The field of energy management and wireless networks is experiencing significant growth, driven by the increasing demand for sustainable and efficient solutions. Recent developments have focused on improving the performance and reliability of wireless networks, particularly in the context of energy harvesting and buffer-aided relay selection. Additionally, there has been a surge in research on adaptive control strategies for wireless sensor networks, aiming to minimize energy consumption and ensure queue stability. Noteworthy papers in this area include:
- Multi-Task Lifelong Reinforcement Learning for Wireless Sensor Networks, which proposes an adaptive control strategy that leverages lifelong reinforcement learning concepts to optimize data transmission and energy harvesting.
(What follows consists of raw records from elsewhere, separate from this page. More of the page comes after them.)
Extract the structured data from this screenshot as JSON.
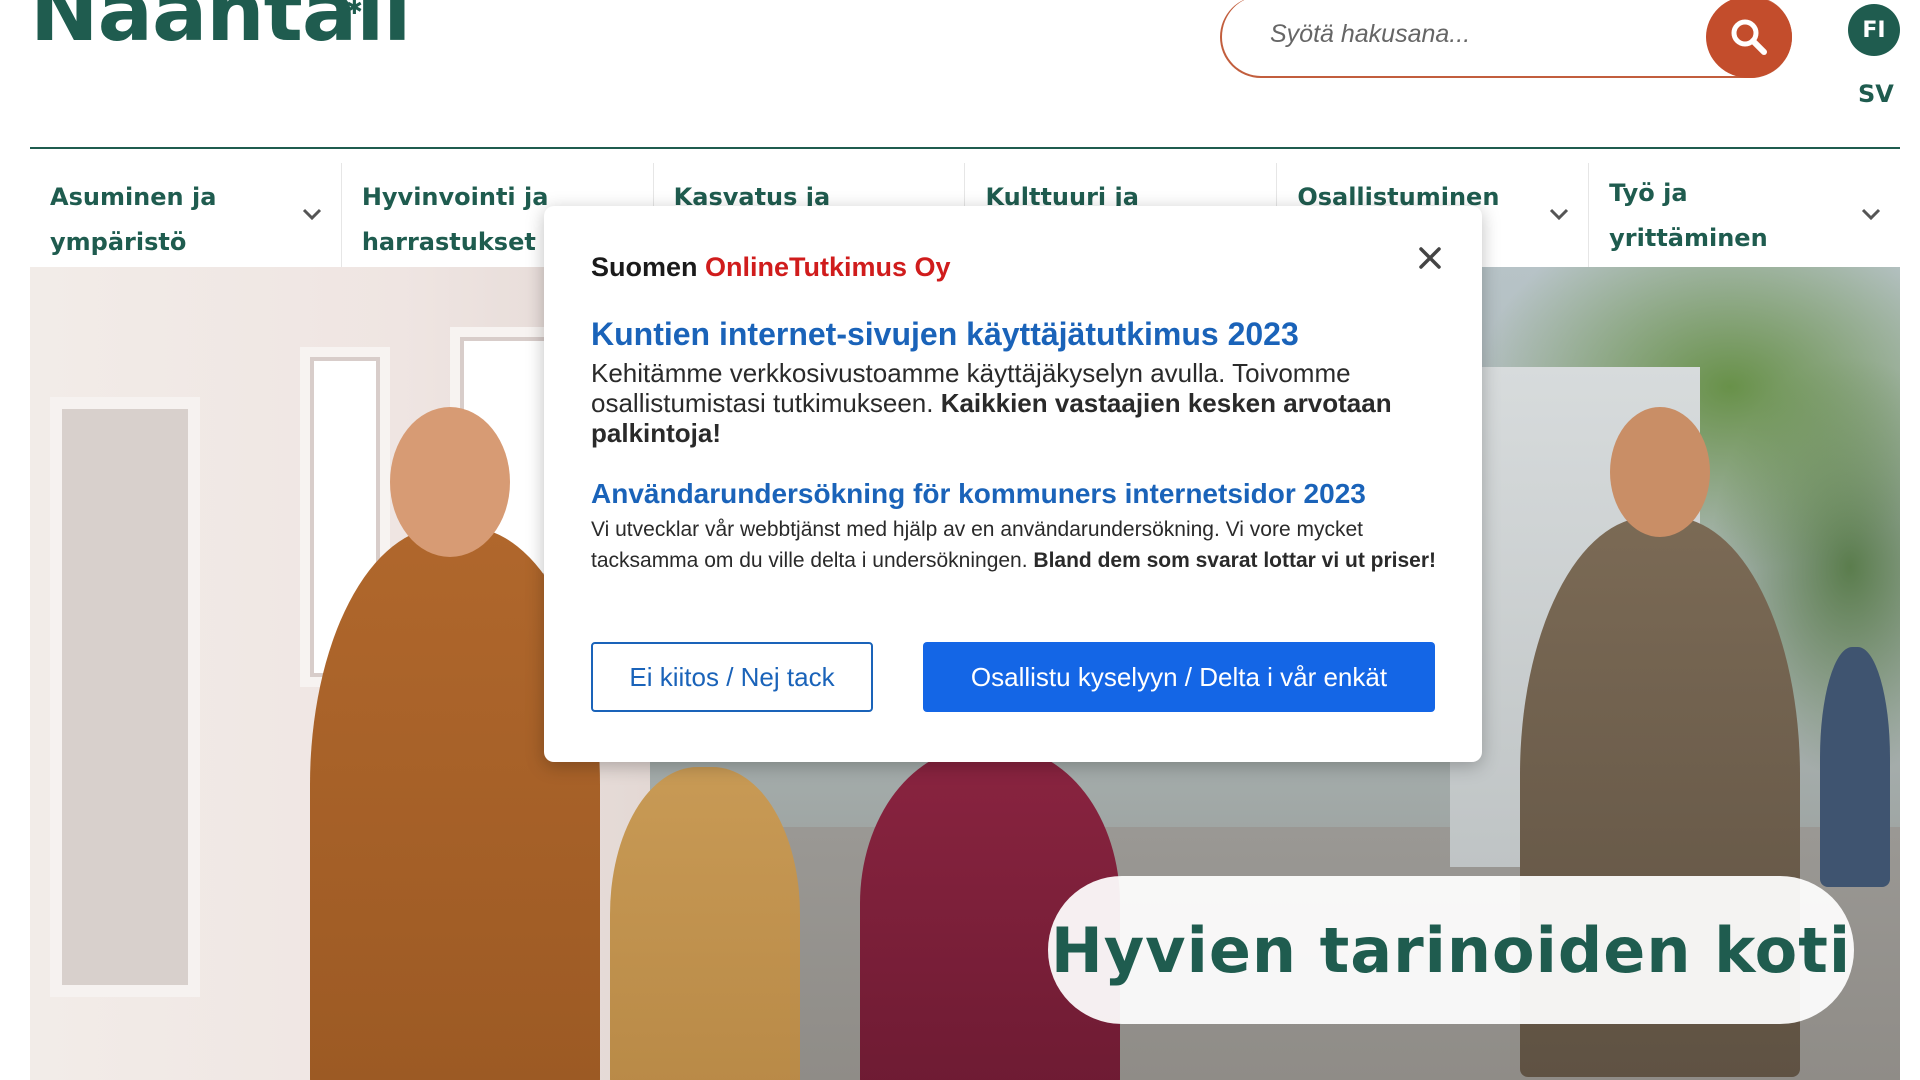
{
  "header": {
    "logo_text": "Naantali",
    "search_placeholder": "Syötä hakusana...",
    "lang_fi": "FI",
    "lang_sv": "SV"
  },
  "nav": {
    "items": [
      {
        "label": "Asuminen ja ympäristö"
      },
      {
        "label": "Hyvinvointi ja harrastukset"
      },
      {
        "label": "Kasvatus ja"
      },
      {
        "label": "Kulttuuri ja liikunta"
      },
      {
        "label": "Osallistuminen ja"
      },
      {
        "label": "Työ ja yrittäminen"
      }
    ]
  },
  "hero": {
    "tagline": "Hyvien tarinoiden koti"
  },
  "modal": {
    "brand_prefix": "Suomen ",
    "brand_red": "OnlineTutkimus Oy",
    "fi_title": "Kuntien internet-sivujen käyttäjätutkimus 2023",
    "fi_body": "Kehitämme verkkosivustoamme käyttäjäkyselyn avulla. Toivomme osallistumistasi tutkimukseen. ",
    "fi_body_bold": "Kaikkien vastaajien kesken arvotaan palkintoja!",
    "sv_title": "Användarundersökning för kommuners internetsidor 2023",
    "sv_body": "Vi utvecklar vår webbtjänst med hjälp av en användarundersökning. Vi vore mycket tacksamma om du ville delta i undersökningen. ",
    "sv_body_bold": "Bland dem som svarat lottar vi ut priser!",
    "decline_label": "Ei kiitos / Nej tack",
    "accept_label": "Osallistu kyselyyn / Delta i vår enkät"
  },
  "colors": {
    "brand_green": "#1f5c4f",
    "search_orange": "#c34d2c",
    "survey_blue": "#1466e6",
    "survey_red": "#d01c1c"
  }
}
- Data-Driven Policy Mapping for Safe RL-based Energy Management Systems, which presents a three-step reinforcement learning-based building energy management system that combines clustering, forecasting, and constrained policy learning to address scalability, adaptability, and safety challenges.
- Learning to Solve Parametric Mixed-Integer Optimal Control Problems via Differentiable Predictive Control, which introduces a novel approach to solving input- and state-constrained parametric mixed-integer optimal control problems using Differentiable Predictive Control. These innovative approaches and techniques are expected to play a crucial role in shaping the future of energy management and wireless networks.